Взять своё
1
Отступление 1.
В темной каморке, расположенной на нижних уровнях Замодонга, сгорбленный, словно придавленный тяжестью прожитых лет, гном с кряхтением опустился на низенький стул, на твердой седушке которого еще его предшественником была подложены сложенная втрое мягкая козлиная шкура. Поерзав несколько мгновений и, наконец, найдя удобное положение, хранитель протянул руку за пером. После этого он снова впал в задумчивость, другой рукой с почтительной нежностью водя по плотных пожелтевшим страницам огромного фолианта. Занимавшая практически весь здоровенный каменный стол Великая книга памяти была открыта на чистой странице, где он и начал писать первые угловатые рунические символы древнего письма Подгорного народа…
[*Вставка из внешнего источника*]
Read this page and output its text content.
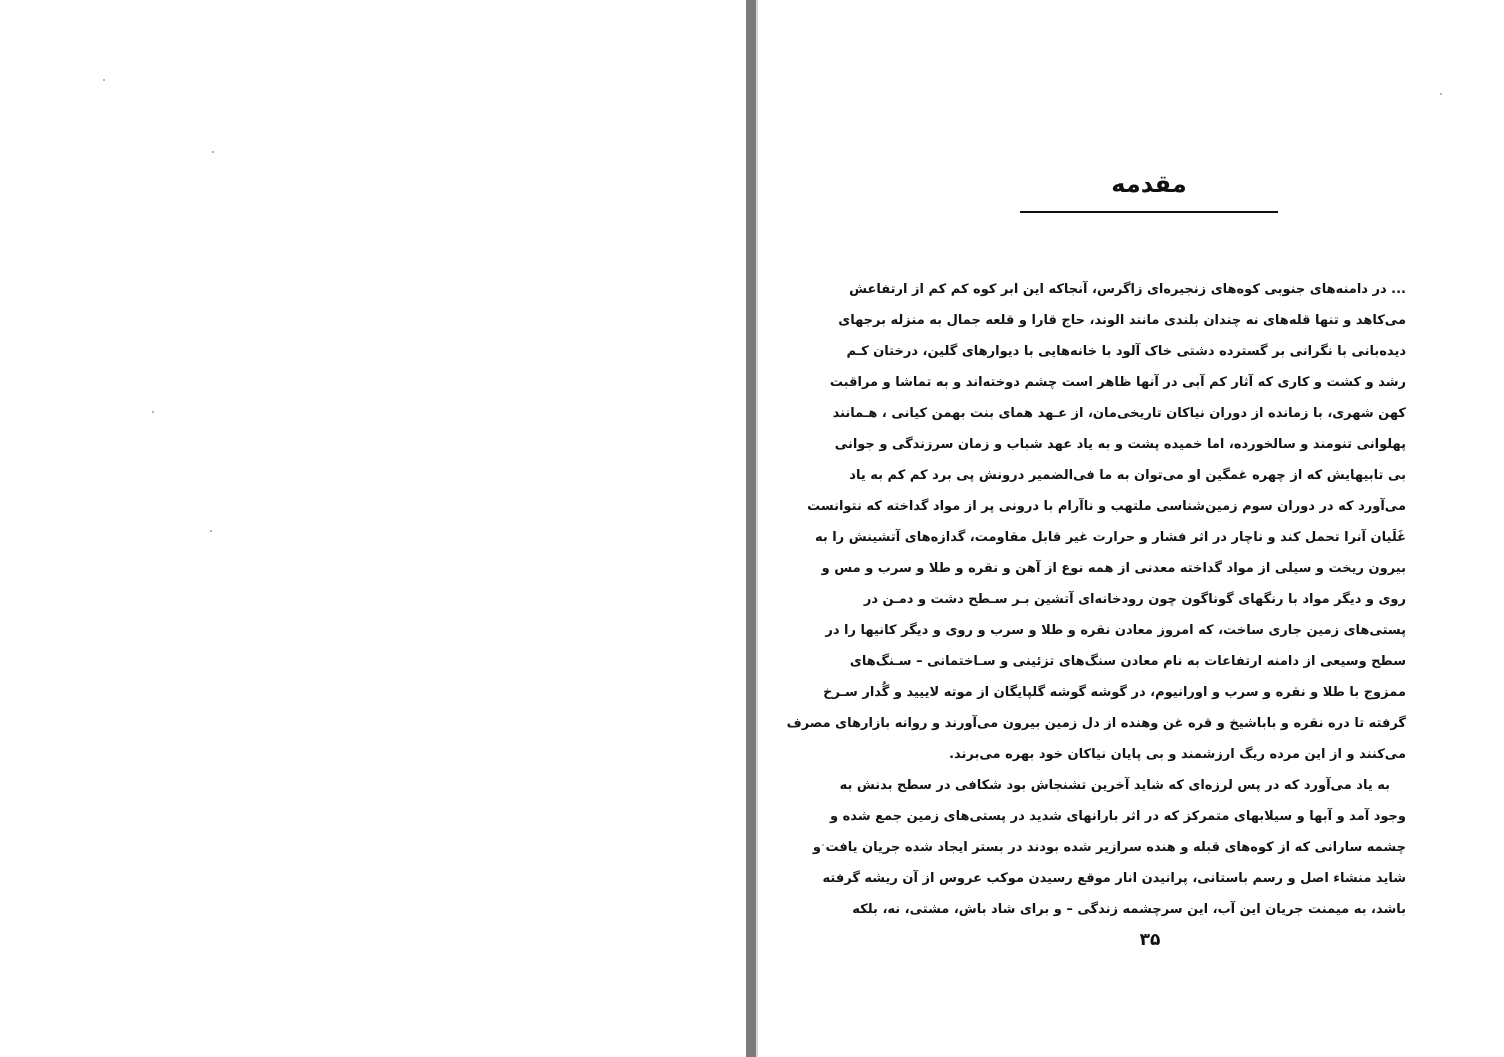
مقدمه
... در دامنه‌های جنوبی کوه‌های زنجیره‌ای زاگرس، آنجاکه این ابر کوه کم کم از ارتفاعش
می‌کاهد و تنها قله‌های نه چندان بلندی مانند الوند، حاج قارا و قلعه جمال به منزله برجهای
دیده‌بانی با نگرانی بر گسترده دشتی خاک آلود با خانه‌هایی با دیوارهای گلین، درختان کـم
رشد و کشت و کاری که آثار کم آبی در آنها ظاهر است چشم دوخته‌اند و به تماشا و مراقبت
کهن شهری، با زمانده از دوران نیاکان تاریخی‌مان، از عـهد همای بنت بهمن کیانی ، هـمانند
پهلوانی تنومند و سالخورده، اما خمیده پشت و به یاد عهد شباب و زمان سرزندگی و جوانی
بی تابیهایش که از چهره غمگین او می‌توان به ما فی‌الضمیر درونش پی برد کم کم به یاد
می‌آورد که در دوران سوم زمین‌شناسی ملتهب و ناآرام با درونی پر از مواد گداخته که نتوانست
غَلَیان آنرا تحمل کند و ناچار در اثر فشار و حرارت غیر قابل مقاومت، گدازه‌های آتشینش را به
بیرون ریخت و سیلی از مواد گداخته معدنی از همه نوع از آهن و نقره و طلا و سرب و مس و
روی و دیگر مواد با رنگهای گوناگون چون رودخانه‌ای آتشین بـر سـطح دشت و دمـن در
پستی‌های زمین جاری ساخت، که امروز معادن نقره و طلا و سرب و روی و دیگر کانیها را در
سطح وسیعی از دامنه ارتفاعات به نام معادن سنگ‌های تزئینی و سـاختمانی – سـنگ‌های
ممزوج با طلا و نقره و سرب و اورانیوم، در گوشه گوشه گلپایگان از موته لاییید و گُدار سـرخ
گرفته تا دره نقره و باباشیخ و قره غن وهنده از دل زمین بیرون می‌آورند و روانه بازارهای مصرف
می‌کنند و از این مرده ریگ ارزشمند و بی پایان نیاکان خود بهره می‌برند.
به یاد می‌آورد که در پس لرزه‌ای که شاید آخرین تشنجاش بود شکافی در سطح بدنش به
وجود آمد و آبها و سیلابهای متمرکز که در اثر بارانهای شدید در پستی‌های زمین جمع شده و
چشمه سارانی که از کوه‌های قبله و هنده سرازیر شده بودند در بستر ایجاد شده جریان یافت و
شاید منشاء اصل و رسم باستانی، پرانیدن انار موقع رسیدن موکب عروس از آن ریشه گرفته
باشد، به میمنت جریان این آب، این سرچشمه زندگی – و برای شاد باش، مشتی، نه، بلکه
۳۵
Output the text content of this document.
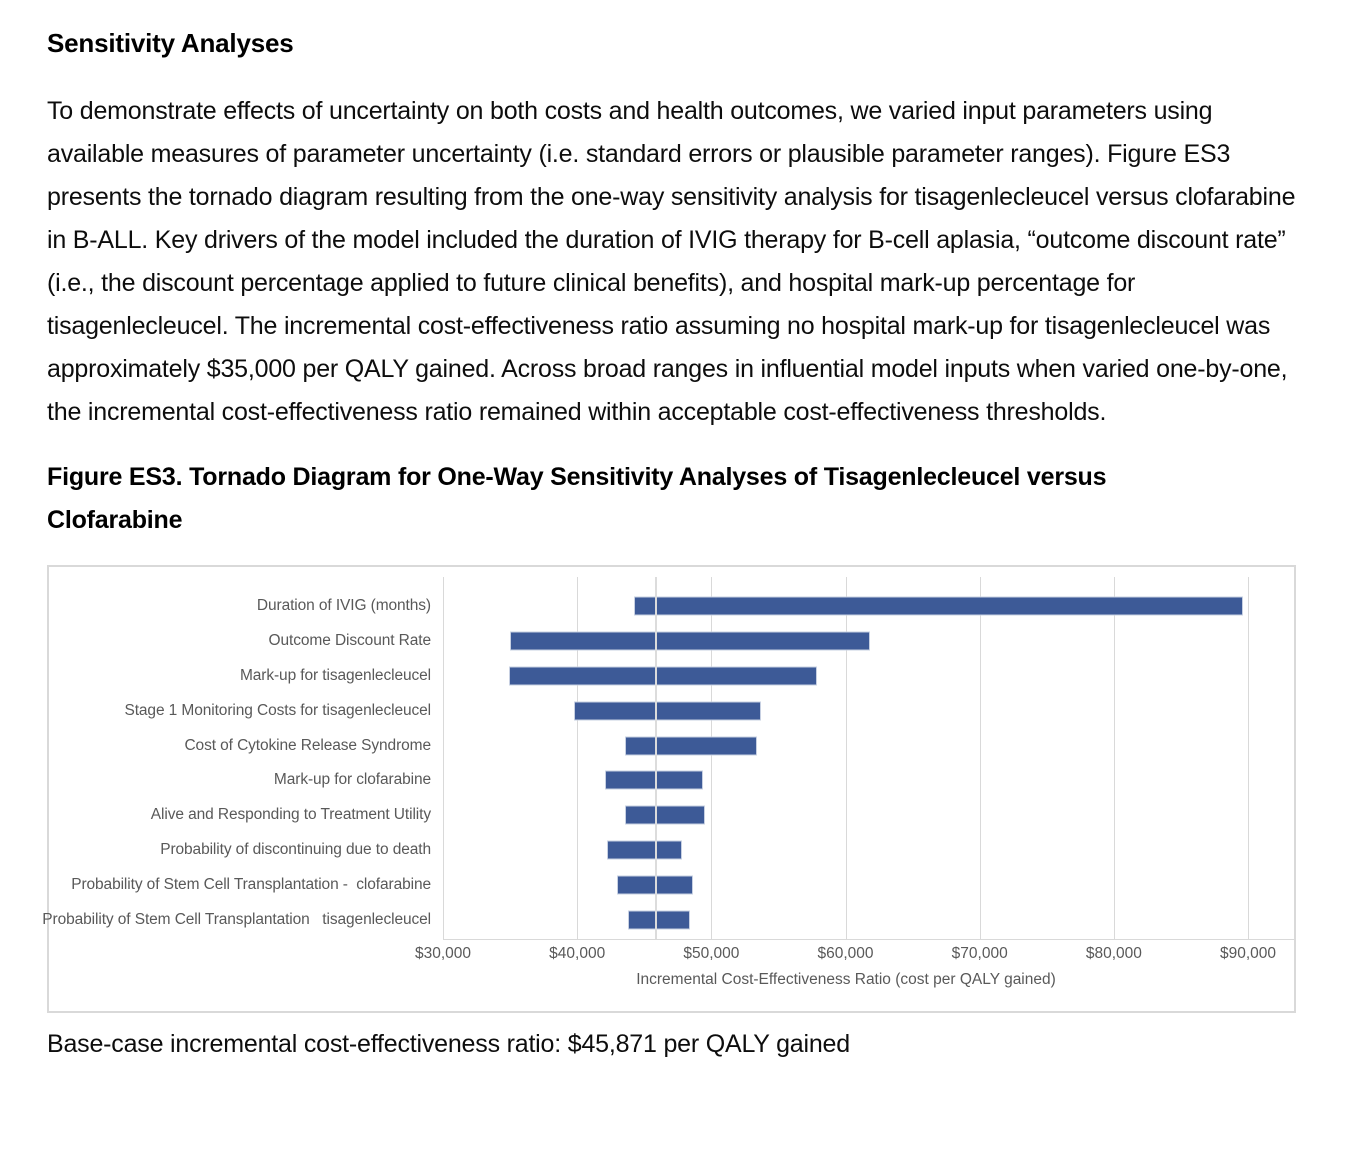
Sensitivity Analyses

To demonstrate effects of uncertainty on both costs and health outcomes, we varied input parameters using available measures of parameter uncertainty (i.e. standard errors or plausible parameter ranges). Figure ES3 presents the tornado diagram resulting from the one-way sensitivity analysis for tisagenlecleucel versus clofarabine in B-ALL. Key drivers of the model included the duration of IVIG therapy for B-cell aplasia, “outcome discount rate” (i.e., the discount percentage applied to future clinical benefits), and hospital mark-up percentage for tisagenlecleucel. The incremental cost-effectiveness ratio assuming no hospital mark-up for tisagenlecleucel was approximately $35,000 per QALY gained. Across broad ranges in influential model inputs when varied one-by-one, the incremental cost-effectiveness ratio remained within acceptable cost-effectiveness thresholds.

Figure ES3. Tornado Diagram for One-Way Sensitivity Analyses of Tisagenlecleucel versus Clofarabine
Duration of IVIG (months)
Outcome Discount Rate
Mark-up for tisagenlecleucel
Stage 1 Monitoring Costs for tisagenlecleucel
Cost of Cytokine Release Syndrome
Mark-up for clofarabine
Alive and Responding to Treatment Utility
Probability of discontinuing due to death
Probability of Stem Cell Transplantation -  clofarabine
Probability of Stem Cell Transplantation   tisagenlecleucel
$30,000	$40,000	$50,000	$60,000	$70,000	$80,000	$90,000
Incremental Cost-Effectiveness Ratio (cost per QALY gained)

Base-case incremental cost-effectiveness ratio: $45,871 per QALY gained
Хранитель прервался и недовольно что-то проворчал. Затупившееся перо оставило на желтоватом пергаменте крупную кляксу. Со вздохом он осторожно промокнул его и потом начал медленно и осторожно соскребать его остро наточенным кусочком металла. И лишь когда на пергаменте не осталось и намека на неряшливое пятно, старик вновь взялся за письмо.
Отступление 2.
В просторной комнате одной из белокаменных башен Альканзора (с шаморского — Золотой город), раскинувшегося по обоим берегам благословенного Отца рек Итиля, на мягких ворсистых коврах сидел Тахир аль-Бери, личный писец султана Махмура Шаморского. Одетый в тяжелый, словно доспехи, халат из драгоценного шелка, расшитого серебристыми нитями, пожилой мужчина низко склонился перед невысоким постаментом, выводя на листе пергамента заковыристые закорючки шаморского письма.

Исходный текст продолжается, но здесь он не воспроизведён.